Analysts attribute the market decline to macroeconomic factors and the likely aggravation of the geopolitical situation. Bitget’s marketing director in the CIS Anton Toroptsev believes that investors’ sell-off of high-tech assets, such as digital currencies, is related to the instability of the labor market in the United States, the fall in the index of business activity in industry, the level of the current key rate and the conflict between Israel and Iran.
“Additional nervousness among investors was caused by the uncertainty of the US Federal Reserve’s actions in matters that concern interest rate changes,” said Nikita Vassev, founder of TerraCrypto.
He also believes that the situation is influenced by market participants’ anxiety over the risk of recession in the United States. In addition, the global economy is affected by unrest in Venezuela, the death of the head of the Hamas politburo, tensions between Israel and Iran. This “does not add investors confidence in the future and does not inspire them to buy high-risk assets,” the expert believes.
The stock market has also seen significant drawdown due to macroeconomic factors. According to Richard Teng, head of Binance, major indices and futures have fallen sharply due to rising recession expectations.
“These fears intensified following the release of the US jobs report on Friday, raising concerns about the sustainability of economic growth. In addition, ongoing geopolitical tensions contributed to market uncertainty and volatility,” a top Binance executive wrote.
However, analysts do not see the decline in digital currencies as a threat to the market’s long-term outlook. Binance hopes that the Federal Reserve will cut interest rates as early as September, which will have a favorable impact on the U.S. economy.

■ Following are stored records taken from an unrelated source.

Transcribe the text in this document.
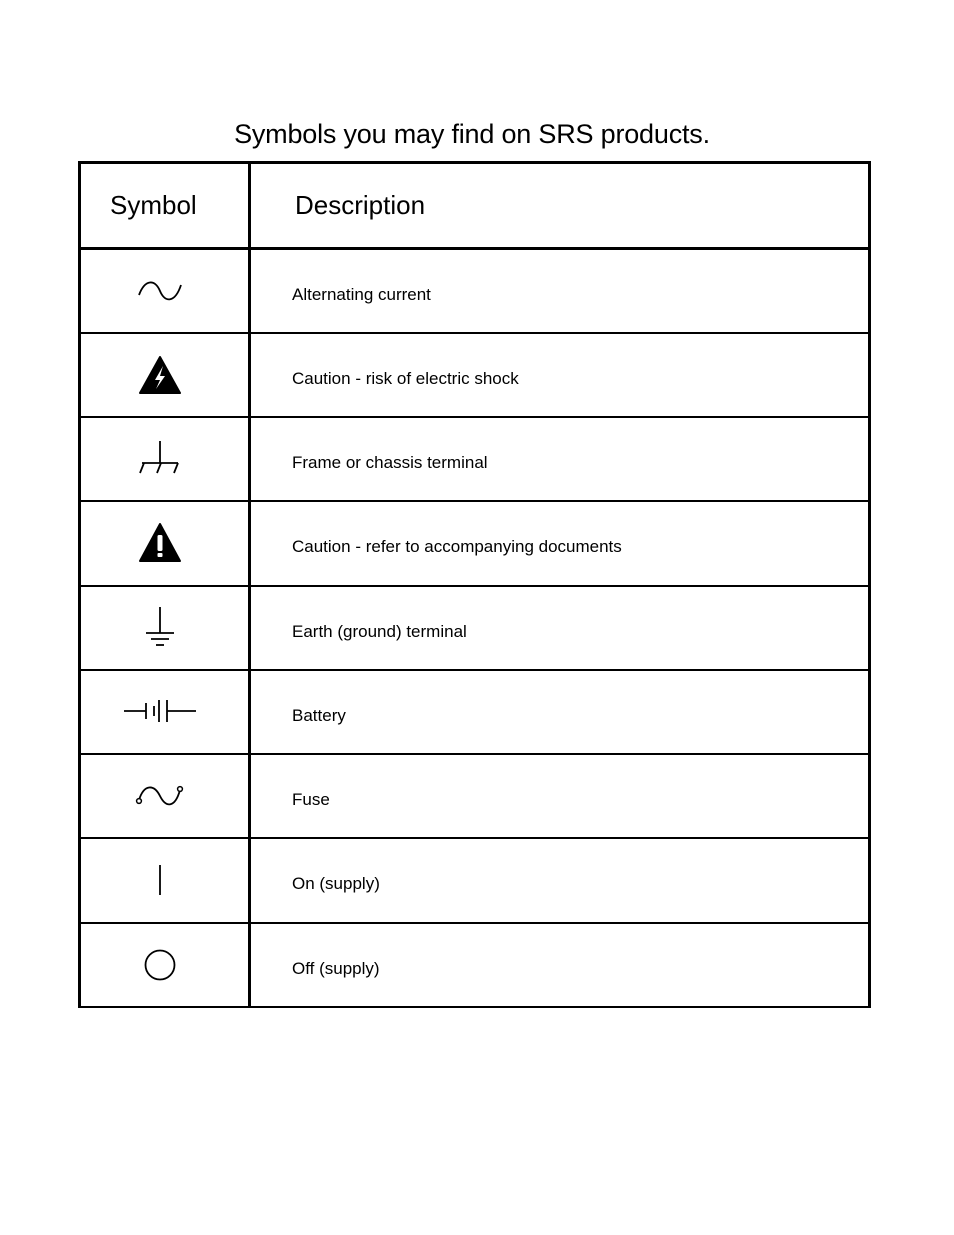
Symbols you may find on SRS products.
Symbol	Description

	Alternating current

	Caution - risk of electric shock

	Frame or chassis terminal

	Caution - refer to accompanying documents

	Earth (ground) terminal

	Battery

	Fuse

	On (supply)

	Off (supply)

“This is not to say that the cryptocurrency market will not recover again this year — in the coming weeks we will see active actions by a group of G7 central banks aimed at preventing an international crisis. This will take the form of emergency support measures, i.e. flooding the markets with liquidity, which will also support cryptocurrency. The key question now is only to what levels the market will fall to before it starts to recover on positive fundamental signals,” — said an analyst of the cryptocurrency market Victor Pershikov.